# Damned lies and Statistics

Mark Twain thought that “there are three kinds of lies: lies, damned lies, and statistics.” The point is that a statistic can be true, but totally misleading. For example, an article today shows how you can demonstrate that smoking is correlated with good health. Short version: More young people smoke than older people, and younger people tend to be healthy. A tobacco company executive can point to this data and claim that smoking in fact is good for health. The fact that a third omitted variable (youth), that was responsible for both was omitted is called an Endogeneity problem. One of my favorite examples of this is the fact that more people get their car stolen while eating ice cream, both correlated with an omitted variable (summertime).
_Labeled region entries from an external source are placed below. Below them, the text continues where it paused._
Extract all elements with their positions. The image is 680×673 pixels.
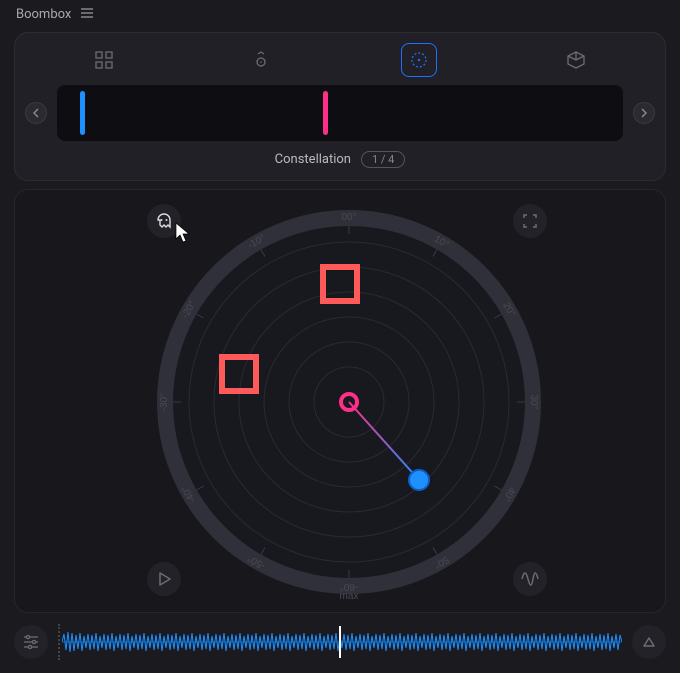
next-button[interactable] bbox=[633, 102, 655, 124]
timeline-marker[interactable] bbox=[323, 91, 328, 135]
cube-view-tab[interactable] bbox=[558, 43, 594, 77]
timeline-track[interactable] bbox=[57, 85, 623, 141]
pan-view-tab[interactable] bbox=[243, 43, 279, 77]
target-marker[interactable] bbox=[219, 354, 259, 394]
radar-panel: 00° 10° 20° 30° 40° 50° -60° -50° -40° -… bbox=[14, 189, 666, 613]
top-panel: Constellation 1 / 4 bbox=[14, 32, 666, 181]
max-label: max bbox=[340, 591, 359, 602]
timeline-marker[interactable] bbox=[80, 91, 85, 135]
svg-text:30°: 30° bbox=[528, 394, 539, 409]
waveform-bar bbox=[14, 621, 666, 663]
radar-cursor-dot[interactable] bbox=[409, 470, 429, 490]
degree-tick: 00° bbox=[341, 212, 356, 223]
page-indicator: 1 / 4 bbox=[361, 151, 405, 168]
prev-button[interactable] bbox=[25, 102, 47, 124]
radar-display[interactable]: 00° 10° 20° 30° 40° 50° -60° -50° -40° -… bbox=[155, 202, 543, 602]
target-marker[interactable] bbox=[320, 264, 360, 304]
constellation-view-tab[interactable] bbox=[401, 43, 437, 77]
grid-view-tab[interactable] bbox=[86, 43, 122, 77]
waveform-track[interactable] bbox=[58, 624, 622, 660]
view-label: Constellation bbox=[275, 152, 351, 167]
svg-text:-30°: -30° bbox=[159, 393, 170, 411]
collapse-button[interactable] bbox=[632, 625, 666, 659]
settings-button[interactable] bbox=[14, 625, 48, 659]
menu-icon[interactable] bbox=[81, 7, 93, 21]
app-title: Boombox bbox=[16, 7, 71, 22]
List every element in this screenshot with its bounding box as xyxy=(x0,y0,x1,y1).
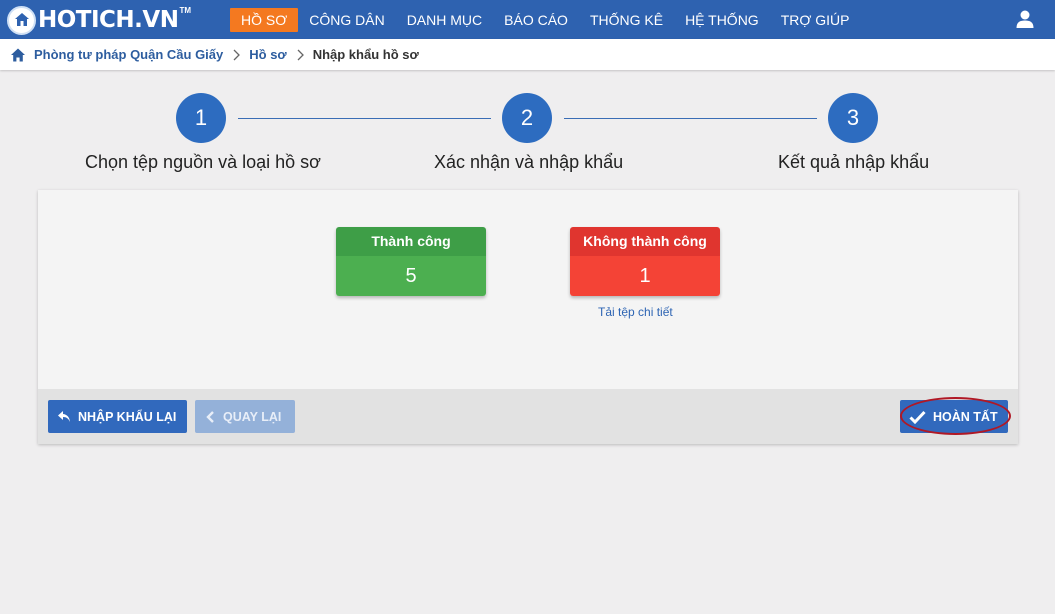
home-icon[interactable] xyxy=(10,47,26,63)
failure-label: Không thành công xyxy=(570,227,720,256)
menu-item-he-thong[interactable]: HỆ THỐNG xyxy=(674,8,770,32)
main-menu: HỒ SƠ CÔNG DÂN DANH MỤC BÁO CÁO THỐNG KÊ… xyxy=(230,0,861,39)
download-detail-link[interactable]: Tải tệp chi tiết xyxy=(598,305,673,319)
step-3-circle: 3 xyxy=(828,93,878,143)
menu-item-cong-dan[interactable]: CÔNG DÂN xyxy=(298,8,395,32)
logo-trademark: TM xyxy=(179,5,192,15)
success-card: Thành công 5 xyxy=(336,227,486,296)
chevron-left-icon xyxy=(206,410,214,423)
step-1-label: Chọn tệp nguồn và loại hồ sơ xyxy=(85,152,321,172)
back-label: QUAY LẠI xyxy=(223,409,282,424)
reimport-label: NHẬP KHẨU LẠI xyxy=(78,409,177,424)
highlight-ring xyxy=(900,397,1011,435)
success-label: Thành công xyxy=(336,227,486,256)
breadcrumb-item-office[interactable]: Phòng tư pháp Quận Cầu Giấy xyxy=(34,47,223,62)
house-logo-icon xyxy=(7,5,36,35)
top-navbar: HOTICH.VN TM HỒ SƠ CÔNG DÂN DANH MỤC BÁO… xyxy=(0,0,1055,39)
step-connector-1 xyxy=(238,118,491,119)
menu-item-bao-cao[interactable]: BÁO CÁO xyxy=(493,8,579,32)
back-button[interactable]: QUAY LẠI xyxy=(195,400,295,433)
chevron-right-icon xyxy=(297,49,304,60)
breadcrumb-item-ho-so[interactable]: Hồ sơ xyxy=(249,47,286,62)
step-connector-2 xyxy=(564,118,817,119)
menu-item-tro-giup[interactable]: TRỢ GIÚP xyxy=(770,8,861,32)
panel-footer: NHẬP KHẨU LẠI QUAY LẠI HOÀN TẤT xyxy=(38,389,1018,444)
failure-card: Không thành công 1 xyxy=(570,227,720,296)
breadcrumb: Phòng tư pháp Quận Cầu Giấy Hồ sơ Nhập k… xyxy=(0,39,1055,70)
reimport-button[interactable]: NHẬP KHẨU LẠI xyxy=(48,400,187,433)
import-result-panel: Thành công 5 Không thành công 1 Tải tệp … xyxy=(38,190,1018,444)
chevron-right-icon xyxy=(233,49,241,60)
step-1-circle: 1 xyxy=(176,93,226,143)
reply-arrow-icon xyxy=(58,410,70,422)
step-2-circle: 2 xyxy=(502,93,552,143)
success-count: 5 xyxy=(336,256,486,296)
menu-item-ho-so[interactable]: HỒ SƠ xyxy=(230,7,299,32)
failure-count: 1 xyxy=(570,256,720,296)
step-3-label: Kết quả nhập khẩu xyxy=(778,152,930,172)
breadcrumb-item-current: Nhập khẩu hồ sơ xyxy=(312,47,419,62)
menu-item-thong-ke[interactable]: THỐNG KÊ xyxy=(579,8,674,32)
logo-text: HOTICH.VN xyxy=(38,7,179,33)
brand-logo[interactable]: HOTICH.VN TM xyxy=(7,4,191,36)
step-2-label: Xác nhận và nhập khẩu xyxy=(434,152,624,172)
user-icon[interactable] xyxy=(1015,9,1035,29)
menu-item-danh-muc[interactable]: DANH MỤC xyxy=(396,8,493,32)
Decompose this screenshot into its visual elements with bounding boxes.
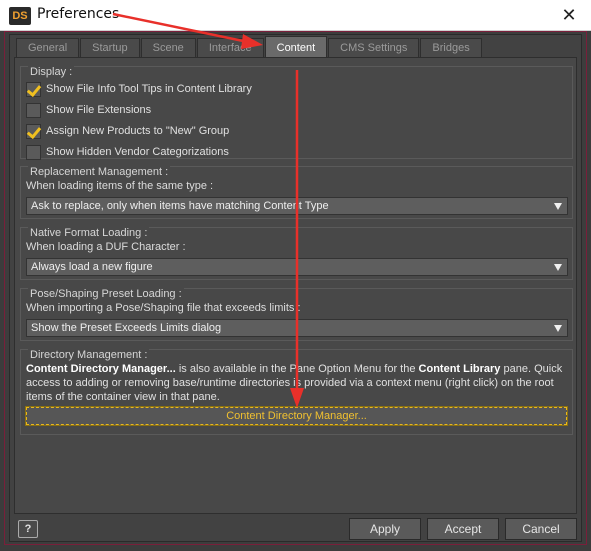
native-format-field-label: When loading a DUF Character : bbox=[26, 241, 186, 253]
checkbox-checked[interactable] bbox=[26, 81, 41, 97]
close-button[interactable]: ✕ bbox=[557, 3, 581, 27]
option-label: Show Hidden Vendor Categorizations bbox=[46, 146, 229, 158]
dropdown-arrow-icon bbox=[554, 264, 562, 271]
tab-interface[interactable]: Interface bbox=[196, 38, 264, 58]
option-label: Assign New Products to "New" Group bbox=[46, 125, 230, 137]
pose-preset-select[interactable]: Show the Preset Exceeds Limits dialog bbox=[26, 319, 568, 337]
native-format-selected-value: Always load a new figure bbox=[31, 261, 153, 273]
content-directory-manager-button[interactable]: Content Directory Manager... bbox=[25, 406, 568, 426]
dropdown-arrow-icon bbox=[554, 325, 562, 332]
option-file-info-tooltips[interactable]: Show File Info Tool Tips in Content Libr… bbox=[26, 80, 252, 98]
replacement-group-title: Replacement Management : bbox=[28, 166, 171, 179]
preferences-window: DS Preferences ✕ General Startup Scene I… bbox=[0, 0, 591, 551]
directory-text: is also available in the Pane Option Men… bbox=[175, 363, 419, 375]
apply-button[interactable]: Apply bbox=[349, 518, 421, 540]
pose-preset-selected-value: Show the Preset Exceeds Limits dialog bbox=[31, 322, 222, 334]
dropdown-arrow-icon bbox=[554, 203, 562, 210]
checkbox-unchecked[interactable] bbox=[26, 144, 41, 160]
directory-description: Content Directory Manager... is also ava… bbox=[26, 362, 571, 404]
help-button[interactable]: ? bbox=[18, 520, 38, 538]
directory-group-title: Directory Management : bbox=[28, 349, 150, 362]
native-format-select[interactable]: Always load a new figure bbox=[26, 258, 568, 276]
display-group: Display : Show File Info Tool Tips in Co… bbox=[20, 66, 573, 161]
option-label: Show File Extensions bbox=[46, 104, 152, 116]
tab-bridges[interactable]: Bridges bbox=[420, 38, 482, 58]
window-title: Preferences bbox=[37, 6, 120, 22]
window-frame: General Startup Scene Interface Content … bbox=[4, 31, 587, 545]
accept-button[interactable]: Accept bbox=[427, 518, 499, 540]
replacement-group: Replacement Management : When loading it… bbox=[20, 166, 573, 219]
pose-preset-group-title: Pose/Shaping Preset Loading : bbox=[28, 288, 184, 301]
pose-preset-field-label: When importing a Pose/Shaping file that … bbox=[26, 302, 301, 314]
directory-text-bold: Content Library bbox=[418, 363, 501, 375]
directory-text-bold: Content Directory Manager... bbox=[26, 363, 176, 375]
replacement-field-label: When loading items of the same type : bbox=[26, 180, 214, 192]
replacement-selected-value: Ask to replace, only when items have mat… bbox=[31, 200, 329, 212]
option-assign-new-products[interactable]: Assign New Products to "New" Group bbox=[26, 122, 229, 140]
directory-group: Directory Management : Content Directory… bbox=[20, 349, 573, 435]
app-logo-icon: DS bbox=[9, 7, 31, 25]
title-bar: DS Preferences ✕ bbox=[0, 0, 591, 31]
tab-startup[interactable]: Startup bbox=[80, 38, 140, 58]
option-label: Show File Info Tool Tips in Content Libr… bbox=[46, 83, 252, 95]
option-show-file-extensions[interactable]: Show File Extensions bbox=[26, 101, 151, 119]
pose-preset-group: Pose/Shaping Preset Loading : When impor… bbox=[20, 288, 573, 341]
native-format-group: Native Format Loading : When loading a D… bbox=[20, 227, 573, 280]
replacement-select[interactable]: Ask to replace, only when items have mat… bbox=[26, 197, 568, 215]
tab-bar: General Startup Scene Interface Content … bbox=[16, 36, 483, 58]
option-hidden-vendor-categorizations[interactable]: Show Hidden Vendor Categorizations bbox=[26, 143, 229, 161]
content-tab-panel: Display : Show File Info Tool Tips in Co… bbox=[14, 57, 577, 514]
tab-general[interactable]: General bbox=[16, 38, 80, 58]
dialog-body: General Startup Scene Interface Content … bbox=[9, 34, 582, 542]
display-group-title: Display : bbox=[28, 66, 75, 79]
tab-content[interactable]: Content bbox=[264, 36, 328, 58]
checkbox-unchecked[interactable] bbox=[26, 102, 41, 118]
cancel-button[interactable]: Cancel bbox=[505, 518, 577, 540]
tab-cms-settings[interactable]: CMS Settings bbox=[328, 38, 420, 58]
checkbox-checked[interactable] bbox=[26, 123, 41, 139]
native-format-group-title: Native Format Loading : bbox=[28, 227, 150, 240]
tab-scene[interactable]: Scene bbox=[140, 38, 196, 58]
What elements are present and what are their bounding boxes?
More generally, this is part of  Simpson’s Paradox, in which a “a trend that appears in different groups of data disappears when these groups are combined, and the reverse trend appears for the aggregate data.” For example, a University can admit a higher percentage of female applicants than male applicants into an engineering department, and a higher percentage of female applicants than male applicants into the English department, and still end up admitting a larger percentage of male applicants overall, if the English department is more selective in general and a larger number of women apply for that field. So maybe this is why we hate political spin so much: anything can sound good if you get to pick the standard of measurement: “we came in second, they came in second-to-last!” [in a race between two cars].